Mit Schreiben vom 30.12.2011 rechnete die Beklagte den Schaden ab. Auf die Reparaturkosten kündigte sie eine Zahlung von 5.686,37 EUR an unter Hinweis auf ihren beigefügten Prüfbericht vom 13.12.2011, in dem die im Gutachten ausgewiesenen Stundenverrechnungssätze als nicht erforderlich bezeichnet wurden. Zudem verwies sie auf den Meisterbetrieb Firma B GmbH, dessen Stundenverrechnungssatz für Karosseriearbeiten 89 EUR, für Lackierung 93 EUR und für Mechanikarbeiten sowie Elektrikarbeiten 68 EUR betrage. Darüber hinaus wurden zwei weitere Reparaturbetriebe als gleichwertig bezeichnet und benannt.
Rz. 77
Die Klägerin verlangte den Differenzbetrag zwischen den vom Sachverständigen U kalkulierten Nettoreparaturkosten gemäß Gutachten und den im Prüfbericht zugestandenen in Höhe von 893,60 EUR. Zudem hat sie Ansprüche auf Zahlung bzw. Freistellung von weiteren vorgerichtlichen Rechtsanwaltskosten geltend gemacht. Das Amtsgericht hat die Klage hinsichtlich des Hauptantrages abgewiesen und die Beklagte verurteilt, an die Klägerin vorgerichtliche Rechtsanwaltskosten in Höhe von 155,29 EUR zu zahlen. Auf die Berufung der Klägerin hat das Landgericht unter Zurückweisung des weitergehenden Rechtsmittels das Urteil des Amtsgerichts teilweise abgeändert und die Beklagte auch verurteilt, an die Klägerin 893,60 EUR zu zahlen. Mit der vom Berufungsgericht zugelassenen Revision verfolgte die Beklagte ihren Antrag weiter, die Berufung der Klägerin gegen das Urteil des Amtsgerichts in vollem Umfang zurückzuweisen.
b) Die rechtliche Beurteilung
Rz. 78
Die Beurteilung des Berufungsgerichts hielt der revisionsrechtlichen Überprüfung nicht stand.
Das Berufungsgericht hatte seine Auffassung, die Klägerin sei zur fiktiven Abrechnung nach den im Gutachten U wiedergegebenen Stundenverrechnungssätzen berechtigt, damit begründet, dass ihr der Prüfbericht der Beklagten nicht rechtzeitig übermittelt worden sei.

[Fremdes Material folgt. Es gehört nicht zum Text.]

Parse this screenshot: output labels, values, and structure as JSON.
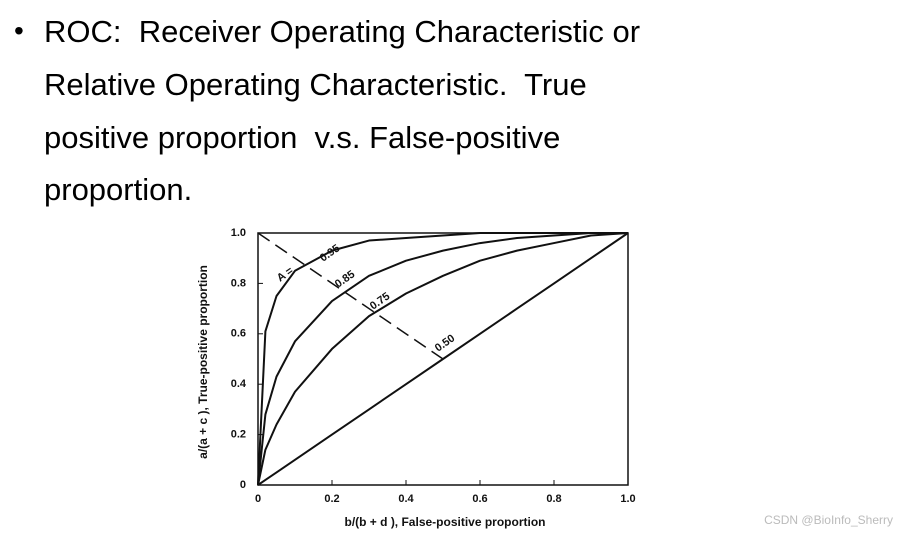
{
  "slide": {
    "bullet_lines": [
      "ROC:  Receiver Operating Characteristic or",
      "Relative Operating Characteristic.  True",
      "positive proportion  v.s. False-positive",
      "proportion."
    ]
  },
  "chart_data": {
    "type": "line",
    "x_label": "b/(b + d ), False-positive proportion",
    "y_label": "a/(a + c ), True-positive proportion",
    "annotation": "A =",
    "x": [
      0,
      0.02,
      0.05,
      0.1,
      0.2,
      0.3,
      0.4,
      0.5,
      0.6,
      0.7,
      0.8,
      0.9,
      1.0
    ],
    "series": [
      {
        "name": "0.95",
        "color": "#111111",
        "values": [
          0,
          0.61,
          0.75,
          0.85,
          0.93,
          0.97,
          0.98,
          0.99,
          1.0,
          1.0,
          1.0,
          1.0,
          1.0
        ]
      },
      {
        "name": "0.85",
        "color": "#111111",
        "values": [
          0,
          0.28,
          0.43,
          0.57,
          0.73,
          0.83,
          0.89,
          0.93,
          0.96,
          0.98,
          0.99,
          1.0,
          1.0
        ]
      },
      {
        "name": "0.75",
        "color": "#111111",
        "values": [
          0,
          0.14,
          0.24,
          0.37,
          0.54,
          0.67,
          0.76,
          0.83,
          0.89,
          0.93,
          0.96,
          0.99,
          1.0
        ]
      },
      {
        "name": "0.50",
        "color": "#111111",
        "values": [
          0,
          0.02,
          0.05,
          0.1,
          0.2,
          0.3,
          0.4,
          0.5,
          0.6,
          0.7,
          0.8,
          0.9,
          1.0
        ]
      }
    ],
    "xlim": [
      0,
      1
    ],
    "ylim": [
      0,
      1
    ],
    "xticks": [
      0,
      0.2,
      0.4,
      0.6,
      0.8,
      {
        "value": 1,
        "label": "1.0"
      }
    ],
    "yticks": [
      0,
      0.2,
      0.4,
      0.6,
      0.8,
      {
        "value": 1,
        "label": "1.0"
      }
    ],
    "grid": false
  },
  "watermark": "CSDN @BioInfo_Sherry"
}
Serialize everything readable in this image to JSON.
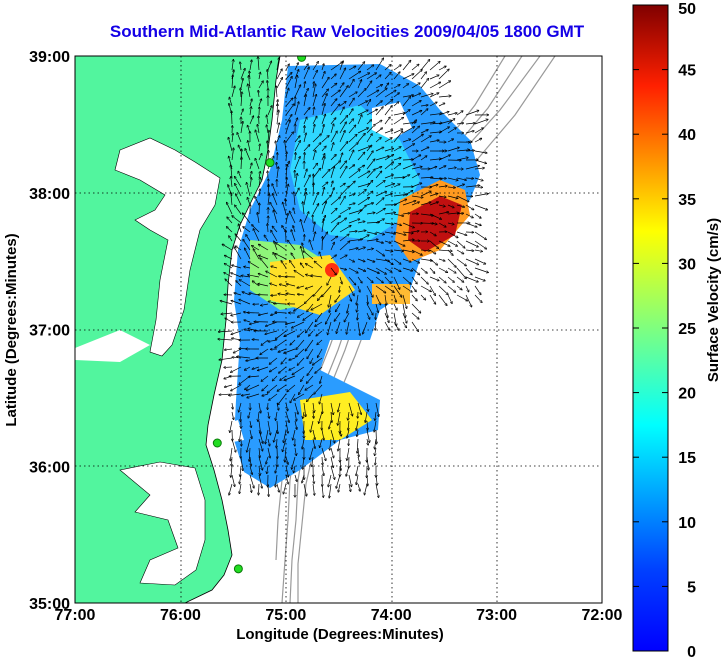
{
  "title": "Southern Mid-Atlantic Raw Velocities 2009/04/05 1800 GMT",
  "xlabel": "Longitude (Degrees:Minutes)",
  "ylabel": "Latitude (Degrees:Minutes)",
  "x_ticks": [
    "77:00",
    "76:00",
    "75:00",
    "74:00",
    "73:00",
    "72:00"
  ],
  "y_ticks": [
    "39:00",
    "38:00",
    "37:00",
    "36:00",
    "35:00"
  ],
  "colorbar": {
    "label": "Surface Velocity (cm/s)",
    "ticks": [
      "0",
      "5",
      "10",
      "15",
      "20",
      "25",
      "30",
      "35",
      "40",
      "45",
      "50"
    ],
    "range": [
      0,
      50
    ]
  },
  "map_extent": {
    "lon": [
      -77,
      -72
    ],
    "lat": [
      35,
      39
    ]
  },
  "colors": {
    "land": "#52f59e",
    "title": "#1400e6",
    "bathymetry": "#9a9a9a",
    "station": "#22dd22"
  },
  "stations": [
    {
      "name": "station-1",
      "lon": -74.85,
      "lat": 38.99
    },
    {
      "name": "station-2",
      "lon": -75.15,
      "lat": 38.22
    },
    {
      "name": "station-3",
      "lon": -75.65,
      "lat": 36.17
    },
    {
      "name": "station-4",
      "lon": -75.45,
      "lat": 35.25
    }
  ]
}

Dies stand im Widerspruch zur – zum Zeitpunkt der Berufungsentscheidung noch nicht veröffentlichten – Entscheidung des erkennenden Senats vom 14.5.2013 (VI ZR 320/12, VersR 2013, 876). Danach darf der Schädiger den Geschädigten, der – wie hier – fiktiv abrechnet, unter Umständen noch im Rechtsstreit auf günstigere Reparaturmöglichkeiten in einer Referenzwerkstatt verweisen.
Rz. 79
Der Geschädigte darf, sofern die Voraussetzungen für eine fiktive Schadensberechnung vorliegen, dieser grundsätzlich die üblichen Stundenverrechnungssätze einer markengebundenen Fachwerkstatt zugrunde legen, die ein von ihm eingeschalteter Sachverständiger auf dem allgemeinen regionalen Markt ermittelt hat (Senatsurt. v. 29.4.2003 – VI ZR 398/02, BGHZ 155, 1, 4 – Porsche-Urteil [siehe auch Rdn 1 ff.)]; v. 20.10.2009 – VI ZR 53/09, BGHZ 183, 21 Rn 7 f. – VW-Urteil [(siehe auch Rdn 7 ff.)]; v. 22.6.2010 – VI ZR 302/08, VersR 2010, 1096 Rn 6 – Audi-Quattro-Urteil [(siehe auch Rdn 34 ff.)]; v. 22.6.2010 – VI ZR 337/09, VersR 2010, 1097 Rn 6 – Mercedes-A 170-Urteil [siehe auch Rdn 47 ff.)]). Nach der Rechtsprechung des erkennenden Senats besteht in der Regel ein Anspruch des Geschädigten auf Ersatz der in einer markengebundenen Vertragswerkstatt anfallenden Reparaturkosten unabhängig davon, ob der Geschädigte den Wagen tatsächlich voll, minderwertig oder überhaupt nicht reparieren lässt (vgl. z.B. Senatsurt. v. 23.3.1976 – VI ZR 41/74, BGHZ 66, 239, 241; v. 29.4.2003 – VI ZR 398/02, BGHZ 155, 1, 3). Allerdings ist unter Umständen ein Verweis des Schädigers auf eine günstigere Reparaturmöglichkeit in einer mühelos und ohne weiteres zugänglichen anderen ...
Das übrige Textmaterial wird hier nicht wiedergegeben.